Building a Docker image

Run docker build --tag byoctool .

Building a Java JAR

Run gradle task "shadowJar":

  • on Windows: gradlew.bat shadowJar
  • on Linux/Unix: ./gradlew shadowJar

The jar will be located in the folder build/libs. To run commands, make sure that the command prompt is navigated to this folder, alternatively provide the absolute path for the -jar parameter value.

Provide the Sentinel Hub OAuth client id and client secret in the environment variables SH_CLIENT_ID and SH_CLIENT_SECRET. How to set the environment variables depends on the operating system you have.

The AWS client credentials will be read from ~/.aws/credentials, if present. If not, or you wish to override them, set the environment variables AWS_ACCESS_KEY_ID and AWS_SECRET_ACCESS_KEY to the values required.

Basic Commands

The following part of the readme is targeted towards the Java JAR install.

For a list of commands run: java -jar byoc-tool.jar --help

For a list of ingestion parameters run: java -jar byoc-tool.jar ingest --help

Give the tool the BYOC collection id <MyCollectionId> you wish to import to and the path to the folder containing imagery:

The basic import command (see the next chapter for details) is thus: java -jar byoc-tool.jar ingest <MyCollectionId> <MyFolder>

The Simple Default Case

The tool offers parameters which will allow tuning for various folder/file structures. The default case, which needs no additional parameters is as follows: By default, the tool takes the input folder and looks for folders inside which have tiff or jp2 images. In this case, each such folder found represents a tile and each file represents a band. For example, if you have files at the following locations:

  • <MyFolder>/
    • tile_1/
      • B01.tif
      • B02.tif
    • tile_2/
      • B01.tif
      • B02.tif

with folder/ as the input path, the tool would ingest 2 tiles with names tile_1 and tile_2, and each tile would have two bands named B01 and B02. By default, band names equal the file names without file extensions.

The command will prepare Cloud Optimized GeoTIFFs and upload them to the S3 bucket associated with the BYOC collection. Finally, it will register the tiles in your BYOC collection. The file <MyFolder>/tile_1/B01.tiff will be uploaded tos3://<MyBucket>/tile_1/B01.tiff.

For more elaborate folder, tile, band structures, see the help of the --file-pattern and --file-map parameters.

Note that in this case neither the tile sensing time nor the tile coverage will be set (see Tracing Coverage).

Advanced Example

The tool can be quite powerful with the right parameters. This example will attempt to showcase these without being too complicated.

Suppose in this case that the folder structure is as follows:

  • folder/
    • tile_1/
      • DATA_and_sensing_time_1.tif
    • tile_2/
      • DATA_and_sensing_time_2.tif

In this case lets assume the DATA tiffs are three bands each, containing R,G,B bands.

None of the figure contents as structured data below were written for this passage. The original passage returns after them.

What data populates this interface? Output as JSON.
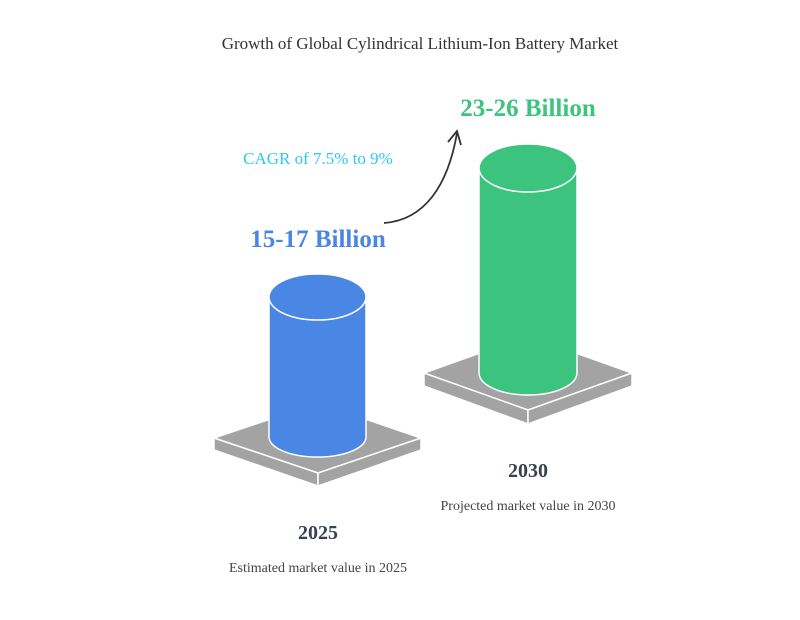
{
  "title": "Growth of Global Cylindrical Lithium-Ion Battery Market",
  "cagr_label": "CAGR of 7.5% to 9%",
  "items": [
    {
      "year": "2025",
      "value": "15-17 Billion",
      "description": "Estimated market value in 2025",
      "color": "#4a86e4"
    },
    {
      "year": "2030",
      "value": "23-26 Billion",
      "description": "Projected market value in 2030",
      "color": "#3cc47f"
    }
  ],
  "colors": {
    "cagr": "#2fc6f6",
    "platform": "#a3a3a3",
    "arrow": "#333333"
  }
}
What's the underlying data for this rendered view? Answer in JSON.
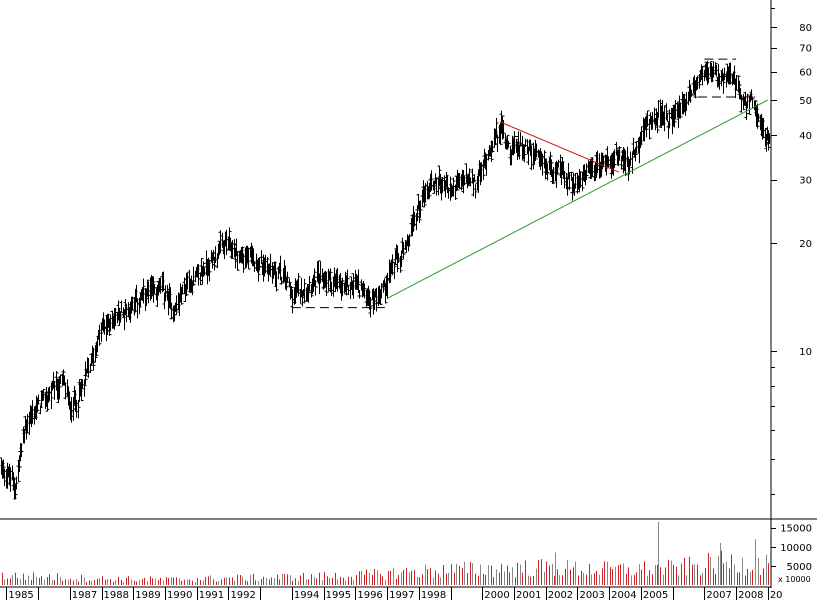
{
  "chart_data": {
    "type": "ohlc",
    "y_scale": "log",
    "price_ylim": [
      3.4,
      95
    ],
    "price_ticks": [
      {
        "value": 80,
        "label": "80"
      },
      {
        "value": 70,
        "label": "70"
      },
      {
        "value": 60,
        "label": "60"
      },
      {
        "value": 50,
        "label": "50"
      },
      {
        "value": 40,
        "label": "40"
      },
      {
        "value": 30,
        "label": "30"
      },
      {
        "value": 20,
        "label": "20"
      },
      {
        "value": 10,
        "label": "10"
      }
    ],
    "volume_ticks": [
      {
        "value": 15000,
        "label": "15000"
      },
      {
        "value": 10000,
        "label": "10000"
      },
      {
        "value": 5000,
        "label": "5000"
      }
    ],
    "volume_scale_label": "x 10000",
    "volume_ylim": [
      0,
      16500
    ],
    "x_range": [
      1984.8,
      2009.1
    ],
    "year_labels": [
      {
        "year": 1985,
        "label": "1985"
      },
      {
        "year": 1987,
        "label": "1987"
      },
      {
        "year": 1988,
        "label": "1988"
      },
      {
        "year": 1989,
        "label": "1989"
      },
      {
        "year": 1990,
        "label": "1990"
      },
      {
        "year": 1991,
        "label": "1991"
      },
      {
        "year": 1992,
        "label": "1992"
      },
      {
        "year": 1994,
        "label": "1994"
      },
      {
        "year": 1995,
        "label": "1995"
      },
      {
        "year": 1996,
        "label": "1996"
      },
      {
        "year": 1997,
        "label": "1997"
      },
      {
        "year": 1998,
        "label": "1998"
      },
      {
        "year": 2000,
        "label": "2000"
      },
      {
        "year": 2001,
        "label": "2001"
      },
      {
        "year": 2002,
        "label": "2002"
      },
      {
        "year": 2003,
        "label": "2003"
      },
      {
        "year": 2004,
        "label": "2004"
      },
      {
        "year": 2005,
        "label": "2005"
      },
      {
        "year": 2007,
        "label": "2007"
      },
      {
        "year": 2008,
        "label": "2008"
      },
      {
        "year": 2009,
        "label": "20"
      }
    ],
    "price_path": [
      [
        1984.8,
        4.8
      ],
      [
        1985.3,
        4.2
      ],
      [
        1985.6,
        6.2
      ],
      [
        1986.0,
        7.0
      ],
      [
        1986.5,
        7.8
      ],
      [
        1986.8,
        8.2
      ],
      [
        1987.0,
        7.0
      ],
      [
        1987.3,
        7.5
      ],
      [
        1987.7,
        9.5
      ],
      [
        1988.0,
        11.5
      ],
      [
        1988.5,
        12.5
      ],
      [
        1989.0,
        13.5
      ],
      [
        1989.5,
        14.5
      ],
      [
        1989.9,
        15.0
      ],
      [
        1990.3,
        13.0
      ],
      [
        1990.7,
        15.5
      ],
      [
        1991.0,
        16.0
      ],
      [
        1991.5,
        18.0
      ],
      [
        1991.9,
        20.0
      ],
      [
        1992.3,
        18.5
      ],
      [
        1992.7,
        18.0
      ],
      [
        1993.0,
        17.5
      ],
      [
        1993.4,
        16.8
      ],
      [
        1993.8,
        16.0
      ],
      [
        1994.0,
        14.5
      ],
      [
        1994.4,
        15.0
      ],
      [
        1994.8,
        16.0
      ],
      [
        1995.2,
        15.8
      ],
      [
        1995.6,
        15.0
      ],
      [
        1996.0,
        15.5
      ],
      [
        1996.5,
        13.8
      ],
      [
        1996.9,
        15.0
      ],
      [
        1997.2,
        17.5
      ],
      [
        1997.6,
        19.0
      ],
      [
        1997.9,
        24.0
      ],
      [
        1998.2,
        28.0
      ],
      [
        1998.6,
        30.0
      ],
      [
        1999.0,
        28.0
      ],
      [
        1999.4,
        30.0
      ],
      [
        1999.8,
        29.0
      ],
      [
        2000.0,
        32.0
      ],
      [
        2000.3,
        38.0
      ],
      [
        2000.6,
        42.0
      ],
      [
        2000.9,
        36.0
      ],
      [
        2001.2,
        38.0
      ],
      [
        2001.6,
        35.0
      ],
      [
        2002.0,
        33.0
      ],
      [
        2002.4,
        32.0
      ],
      [
        2002.7,
        30.0
      ],
      [
        2003.0,
        29.0
      ],
      [
        2003.3,
        31.0
      ],
      [
        2003.7,
        33.0
      ],
      [
        2004.0,
        34.0
      ],
      [
        2004.3,
        35.0
      ],
      [
        2004.6,
        33.0
      ],
      [
        2004.9,
        37.0
      ],
      [
        2005.2,
        44.0
      ],
      [
        2005.6,
        45.0
      ],
      [
        2005.9,
        44.0
      ],
      [
        2006.3,
        48.0
      ],
      [
        2006.7,
        55.0
      ],
      [
        2007.0,
        60.0
      ],
      [
        2007.3,
        59.0
      ],
      [
        2007.6,
        56.0
      ],
      [
        2007.9,
        58.0
      ],
      [
        2008.2,
        48.0
      ],
      [
        2008.5,
        50.0
      ],
      [
        2008.8,
        43.0
      ],
      [
        2009.0,
        38.0
      ]
    ],
    "volume_path": [
      [
        1984.8,
        3000
      ],
      [
        1986.5,
        2600
      ],
      [
        1988.0,
        2000
      ],
      [
        1990.0,
        1800
      ],
      [
        1992.0,
        2200
      ],
      [
        1994.0,
        2600
      ],
      [
        1996.0,
        3000
      ],
      [
        1997.0,
        3800
      ],
      [
        1998.0,
        4500
      ],
      [
        2000.0,
        5200
      ],
      [
        2002.0,
        5600
      ],
      [
        2004.0,
        5000
      ],
      [
        2006.0,
        5400
      ],
      [
        2007.5,
        7200
      ],
      [
        2009.0,
        7000
      ]
    ],
    "volume_spikes": [
      {
        "x": 2002.3,
        "v": 8500
      },
      {
        "x": 2005.55,
        "v": 16500
      },
      {
        "x": 2007.5,
        "v": 11000
      },
      {
        "x": 2008.6,
        "v": 12000
      }
    ],
    "trendlines": [
      {
        "name": "support-line",
        "color": "#2a9a2a",
        "dash": false,
        "points": [
          [
            1997.0,
            14.0
          ],
          [
            2009.0,
            50.0
          ]
        ]
      },
      {
        "name": "resistance-line",
        "color": "#cc1111",
        "dash": false,
        "points": [
          [
            2000.55,
            43.5
          ],
          [
            2004.3,
            31.5
          ]
        ]
      },
      {
        "name": "base-support-dashed",
        "color": "#000000",
        "dash": true,
        "points": [
          [
            1994.0,
            13.2
          ],
          [
            1997.0,
            13.2
          ]
        ]
      },
      {
        "name": "top-dashed-high",
        "color": "#000000",
        "dash": true,
        "points": [
          [
            2007.0,
            65.0
          ],
          [
            2008.0,
            65.0
          ]
        ]
      },
      {
        "name": "top-dashed-neckline",
        "color": "#000000",
        "dash": true,
        "points": [
          [
            2006.8,
            51.0
          ],
          [
            2008.6,
            51.0
          ]
        ]
      }
    ],
    "colors": {
      "bars": "#000000",
      "volume": "#cc2222",
      "volume_alt": "#888888",
      "grid_axis": "#000000"
    }
  }
}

To effectively use the tool in this case, the --file-pattern and --file-map parameters need to be used. The --file pattern in this case can look something like this: (?<tile>.*)\/.*(?<year>[0-9]{4})(?<month>[0-9]{2})(?<day>[0-9]{2})T(?<hour>[0-9]{2})(?<minute>[0-9]{2})(?<second>[0-9]{02}). This will find files with the defined sensing time structure and use the name of their parent folder as the tile name. This can be modified to support multiple files per folder or even files in different folders which together represent one tile.

The --file-map parameter allows all bands from the tiff file to be used. In this case since there is only one file per tile only one is needed and it can look something like this: .*tif;1:R;2:G;3:B. In words: From a .tif file extract band 1 and name it R, extract band 2 and name it G, extract band 3 and name it B.

To remember: --file-pattern finds files using a regular expression. Files with an equal tile capture group value are grouped into that one tile. The --file-map pattern is then applied to each file within that tile. You can define as many --file-map parameters as are files in a tile so that each file can be mapped.

Tracing Coverage

Information about what coverage tracing is and why it is important is available here.

To enable geometry tracing add the flag --trace-coverage. See --distance-tolerance and --negative-buffer for tuning parameters. If not set, the cover geometry will equal the image bounding box.

To speed up tracing, you can trace coverage from one of image overviews. For example, to trace coverage from the first overview, set the flag --trace-image-idx 1.

S3 Multipart upload

You can enable multipart upload with the flag: --multipart-upload. This is recommended if your files are larger than 100MB or if you have an unstable internet connection.

To learn about it, check this page https://docs.aws.amazon.com/AmazonS3/latest/userguide/mpuoverview.html, and if you decided to use it, it is highly recommended setting the bucket lifecycle policy for stopping incomplete multipart uploads https://docs.aws.amazon.com/AmazonS3/latest/dev/mpuoverview.html#mpu-stop-incomplete-mpu-lifecycle-config. byoc-tool tries to stop incomplete uploads, if it has time to clean up, otherwise uploads remain active.